В Прагу его сопровождал Лихновский, который взял его под свое крыло и распахивал перед ним двери в высшее общество. Этот чудесный город, один из самых красивых в мире и прибежище меломанов, десятью годами ранее обеспечил триумф Моцарту: «Свадьба Фигаро», «Дон Жуан», «Милосердие Тита» встретили в столице Богемии гораздо более восторженный прием, чем в Вене. Бетховен решил пойти по стопам Моцарта. Он остановился на том же постоялом дворе — «Золотой единорог», возможно, даже в той же комнате. 19 февраля он написал полное воодушевления письмо своему брату Иоганну: «Во-первых, я живу хорошо, просто прекрасно. Мое искусство приносит мне друзей и славу, чего еще желать? А на этот раз оно принесет мне еще и много денег».
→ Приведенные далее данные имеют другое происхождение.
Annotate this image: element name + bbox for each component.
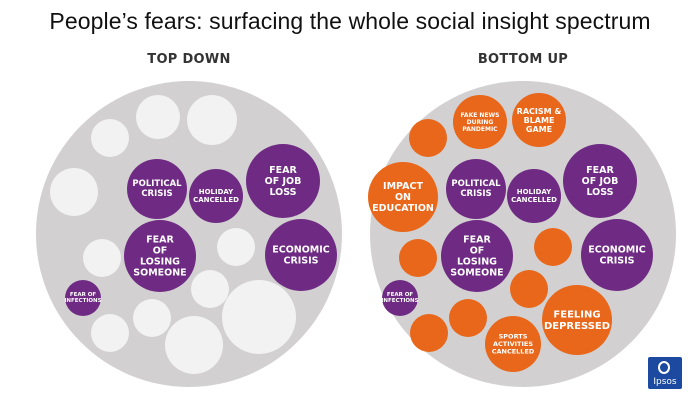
blank-bubble	[136, 95, 180, 139]
political-crisis-label: POLITICAL CRISIS	[451, 179, 501, 199]
racism-blame-bubble	[512, 93, 566, 147]
sports-cancelled-bubble	[485, 316, 541, 372]
fake-news-bubble	[453, 95, 507, 149]
impact-on-education-label: IMPACT ON EDUCATION	[372, 181, 434, 214]
political-crisis-bubble	[446, 159, 506, 219]
page-title: People’s fears: surfacing the whole soci…	[49, 8, 651, 34]
top-down-topic-bubbles: POLITICAL CRISIS HOLIDAY CANCELLED FEAR OF …	[64, 144, 337, 316]
fear-of-job-loss-bubble	[246, 144, 320, 218]
bottom-up-heading: BOTTOM UP	[477, 52, 569, 67]
orange-bubble	[399, 239, 437, 277]
blank-bubble	[83, 239, 121, 277]
fake-news-label: FAKE NEWS DURING PANDEMIC	[461, 112, 500, 133]
holiday-cancelled-bubble	[507, 169, 561, 223]
impact-on-education-bubble	[368, 162, 438, 232]
blank-bubble	[191, 270, 229, 308]
fear-of-losing-someone-label: FEAR OF LOSING SOMEONE	[450, 234, 503, 278]
fear-of-infections-label: FEAR OF INFECTIONS	[381, 292, 418, 304]
orange-bubble	[510, 270, 548, 308]
political-crisis-label: POLITICAL CRISIS	[132, 179, 182, 199]
fear-of-job-loss-label: FEAR OF JOB LOSS	[265, 165, 302, 198]
fear-of-job-loss-bubble	[563, 144, 637, 218]
blank-bubble	[91, 119, 129, 157]
ipsos-logo: Ipsos	[648, 357, 682, 389]
racism-blame-label: RACISM & BLAME GAME	[517, 106, 562, 133]
blank-bubble	[217, 228, 255, 266]
orange-bubble	[409, 119, 447, 157]
fear-of-infections-bubble	[65, 280, 101, 316]
orange-bubble	[449, 299, 487, 337]
feeling-depressed-label: FEELING DEPRESSED	[544, 309, 610, 332]
blank-bubble	[50, 168, 98, 216]
sports-cancelled-label: SPORTS ACTIVITIES CANCELLED	[492, 333, 535, 356]
economic-crisis-label: ECONOMIC CRISIS	[588, 244, 646, 266]
economic-crisis-label: ECONOMIC CRISIS	[272, 244, 330, 266]
fear-of-job-loss-label: FEAR OF JOB LOSS	[582, 165, 619, 198]
bottom-up-orange-bubbles: FAKE NEWS DURING PANDEMIC RACISM & BLAME GAM…	[368, 93, 612, 372]
fear-of-losing-someone-bubble	[441, 220, 513, 292]
bottom-up-topic-bubbles: POLITICAL CRISIS HOLIDAY CANCELLED FEAR OF …	[381, 144, 653, 316]
economic-crisis-bubble	[265, 219, 337, 291]
fear-of-infections-label: FEAR OF INFECTIONS	[64, 292, 101, 304]
political-crisis-bubble	[127, 159, 187, 219]
blank-bubble	[222, 280, 296, 354]
top-down-blank-bubbles	[50, 95, 296, 374]
economic-crisis-bubble	[581, 219, 653, 291]
ipsos-mark-icon	[658, 361, 670, 374]
holiday-cancelled-label: HOLIDAY CANCELLED	[511, 188, 557, 204]
holiday-cancelled-label: HOLIDAY CANCELLED	[193, 188, 239, 204]
ipsos-logo-text: Ipsos	[653, 377, 677, 387]
blank-bubble	[187, 95, 237, 145]
fear-of-losing-someone-label: FEAR OF LOSING SOMEONE	[133, 234, 186, 278]
top-down-heading: TOP DOWN	[147, 52, 231, 67]
orange-bubble	[534, 228, 572, 266]
fear-of-losing-someone-bubble	[124, 220, 196, 292]
orange-bubble	[410, 314, 448, 352]
blank-bubble	[133, 299, 171, 337]
blank-bubble	[165, 316, 223, 374]
blank-bubble	[91, 314, 129, 352]
feeling-depressed-bubble	[542, 285, 612, 355]
fear-of-infections-bubble	[382, 280, 418, 316]
holiday-cancelled-bubble	[189, 169, 243, 223]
В Праге, где он прожил до апреля 1796 года, Бетховен сочинил арию для сопрано и оркестра «О, изменник» на слова Пьетро Метастазио, посвятив ее графине Жозефине Клари, но на самом деле она была написана для молодой певицы Жозефы Дуссек, это одно из самых удачных его произведений для голоса… Гостеприимная атмосфера города вдохновила его и на Секстет для духовых инструментов опус 71, и на очаровательную Сонату соль минор, опус 49, № 2.
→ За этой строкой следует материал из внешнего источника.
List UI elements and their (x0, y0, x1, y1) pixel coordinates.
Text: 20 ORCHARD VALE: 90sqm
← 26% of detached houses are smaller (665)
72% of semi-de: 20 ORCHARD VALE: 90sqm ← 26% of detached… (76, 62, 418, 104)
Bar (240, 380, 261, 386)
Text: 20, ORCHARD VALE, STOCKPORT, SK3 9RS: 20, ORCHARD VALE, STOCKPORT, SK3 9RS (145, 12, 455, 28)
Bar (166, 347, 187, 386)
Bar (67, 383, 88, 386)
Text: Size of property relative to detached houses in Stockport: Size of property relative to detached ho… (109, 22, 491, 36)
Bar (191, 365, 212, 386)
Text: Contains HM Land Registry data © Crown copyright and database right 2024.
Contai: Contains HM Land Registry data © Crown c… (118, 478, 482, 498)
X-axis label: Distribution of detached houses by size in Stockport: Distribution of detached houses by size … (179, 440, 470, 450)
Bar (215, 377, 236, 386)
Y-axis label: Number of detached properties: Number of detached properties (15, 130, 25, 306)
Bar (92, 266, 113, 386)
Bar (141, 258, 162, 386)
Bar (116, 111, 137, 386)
В Лейпциге он почтил память Иоганна Себастьяна Баха, в Дрездене играл перед курфюрстом Саксонским. Берлин стал последним этапом этого более чем успешного турне: приглашения поступали одно за другим, и он пробыл там дольше, чем собирался, — до июля. Возможно, это были последние месяцы беззаботности; для французского виолончелиста Жана Луи Дюпора[6] он сочинил две прекрасные сонаты для виолончели и фортепиано. Попутно успел поссориться с композитором Фридрихом Генрихом Химмелем{35}. Тот попросил его поимпровизировать, Бетховен просьбу выполнил и потребовал, чтобы Химмель сделал то же.

«Химмель имел слабость согласиться; он играл довольно долго, и тут Бетховен сказал ему: „Ну так когда же вы начнете по-настоящему?“» — вспоминает Фердинанд Рис.

Последовал «обмен любезностями». «Я в самом деле думал, что это у Химмеля только прелюдия», — рассказывал Бетховен со смехом своему ученику. Композиторы помирились. Но несколько месяцев спустя Химмель написал Бетховену, что в Берлине обнаружили фонарь для слепых. Людвиг заинтересовался подробностями, не сразу заметив, что Химмель попросту посмеялся над ним.

Да, беззаботность. И еще опьянение победителя, думающего, что ничто перед ним не устоит. Его произведения издаются, на его концерты стекаются толпы. Но по возвращении из Берлина прозвенел первый звонок грядущей катастрофы.